SOSİAD olarak tesisat teknolojileri eğitimi de veren teknik liselere farkındalık kazandırmak ve öğrencilerin bölüm olarak iklimlendirme/tesisat alanını seçmeye teşvik etmek için bir proje hazırladık. Bu proje kapsamında İstanbul sınırları içinde olan 18 teknik liseye farkındalık eğitimleri verdik. Benim için de çok faydalı olan bu süreçte karşılaştığımız bazı diyaloglar, Kahve Molası’na uygun olduğu için burada yer vermek istedim.

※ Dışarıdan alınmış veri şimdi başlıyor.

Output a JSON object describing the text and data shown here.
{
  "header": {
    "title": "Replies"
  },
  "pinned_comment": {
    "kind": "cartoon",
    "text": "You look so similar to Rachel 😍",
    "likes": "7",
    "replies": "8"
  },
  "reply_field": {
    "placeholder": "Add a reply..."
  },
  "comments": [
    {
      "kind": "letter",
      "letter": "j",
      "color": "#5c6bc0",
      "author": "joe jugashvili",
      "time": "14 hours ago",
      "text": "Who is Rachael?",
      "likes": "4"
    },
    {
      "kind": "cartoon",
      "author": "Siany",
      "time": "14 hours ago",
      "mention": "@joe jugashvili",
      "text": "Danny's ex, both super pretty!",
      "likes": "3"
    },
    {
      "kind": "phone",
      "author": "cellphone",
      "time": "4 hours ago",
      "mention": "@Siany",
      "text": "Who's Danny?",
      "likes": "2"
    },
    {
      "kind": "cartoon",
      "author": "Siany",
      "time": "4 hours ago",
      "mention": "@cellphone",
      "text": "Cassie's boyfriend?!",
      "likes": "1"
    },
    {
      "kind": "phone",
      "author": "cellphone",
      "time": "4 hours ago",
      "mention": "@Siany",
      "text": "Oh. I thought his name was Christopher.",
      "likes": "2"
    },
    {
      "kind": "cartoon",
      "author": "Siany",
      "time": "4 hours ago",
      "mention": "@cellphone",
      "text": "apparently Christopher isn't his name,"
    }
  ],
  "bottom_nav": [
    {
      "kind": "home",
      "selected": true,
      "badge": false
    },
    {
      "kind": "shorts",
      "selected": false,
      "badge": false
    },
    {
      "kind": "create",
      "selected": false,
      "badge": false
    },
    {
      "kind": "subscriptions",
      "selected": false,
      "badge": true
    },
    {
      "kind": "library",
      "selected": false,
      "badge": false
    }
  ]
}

Liselere gittiğimizde hem öğretim elemanları hem de okul yöneticileri ile ön sohbetler yapıp ardından sınıflara gider ve bazen öğrencilerle bazen de öğrenciler ve velilerle toplantılar yapardık. İlk başlarda formel bir sunum yapmaya başladık. Zamanla bu formel sunum bize dar gelmeye başladı. Bir okul müdürü sohbet esnasında bir sıkıntısını belirtti. Okulda iklimlendirme/tesisat bölümünü seçen öğrencilere diğer bölümlerden öğrenciler (motor, bilgisayar, elektrik vb.) borucu diye hitap ediyorlarmış. Bu hitap da bu öğrencilerin bir bölümünü rencide edermiş ve bu yüzden havalı bölümlere itibar daha fazlaymış. Motorcular, elektrikçiler, bilgisayarcılar daha popüler bölümlermiş. Velilerin de katıldığı bu farkındalık toplantısında o zamanın dernek yönetim kurulu başkanı sıfatıyla ben de konuşma yapmıştım. Bu bilgi bütün konuşmamı değiştirdi. Şöyle bir enstantane olmuştu: “Dünya üzerinde insan yaşamının temeli boru üzerine kuruludur. Hadi hayatımızdan boruları çıkaralım. Ne olur?” sorusunu sormamdan sonra katılımcılarla beraber yanıtlar aradık. Yanıtlar gelmeye başladı: “Evimizde su akmaz. Doğal gaz olmaz. Bahçeyi sulayamayız. Banyo yapamayız. Evimizi ısıtamayız. Kanallarımız gitmez.” vb. Konuşmama şöyle devam etmiştim: “Eski zamanda insanlar su kıyılarında yaşardı. Çünkü susuz bir hayat olamaz. Su için de boru lazım. Bugün modern kent yaşantısının temeli borudur. Bugün buraya gelirken kullandığım otomobil, boru teknolojisi sayesinde var. Yoksa atların sırtında dolaşıyor olurduk. Ben de borulu kanatlı ısı değiştirici yapan bir firmada mühendislik yapıyorum. Her projede şu soruları soruyoruz: Boru malzemesi ne olacak? Boru çapı ne olacak? Kolektör borusu ne olmalı? Nasıl birleşecek? Ömrü ne kadar olacak? Aslında yaptığımız iş boruculuk. Biz borunun termal tasarım ve üretim esaslarını belirlerken uygulamacılar da montaj ve test taraflarıyla uğraşıyorlar. Şu anda dünyanın en prestijli mesleklerinden biri, boru kaynak uygulamalarıdır. Siz değerli öğrencileri de ileride meslektaş olmaya yani borucu olmaya davet ediyoruz.”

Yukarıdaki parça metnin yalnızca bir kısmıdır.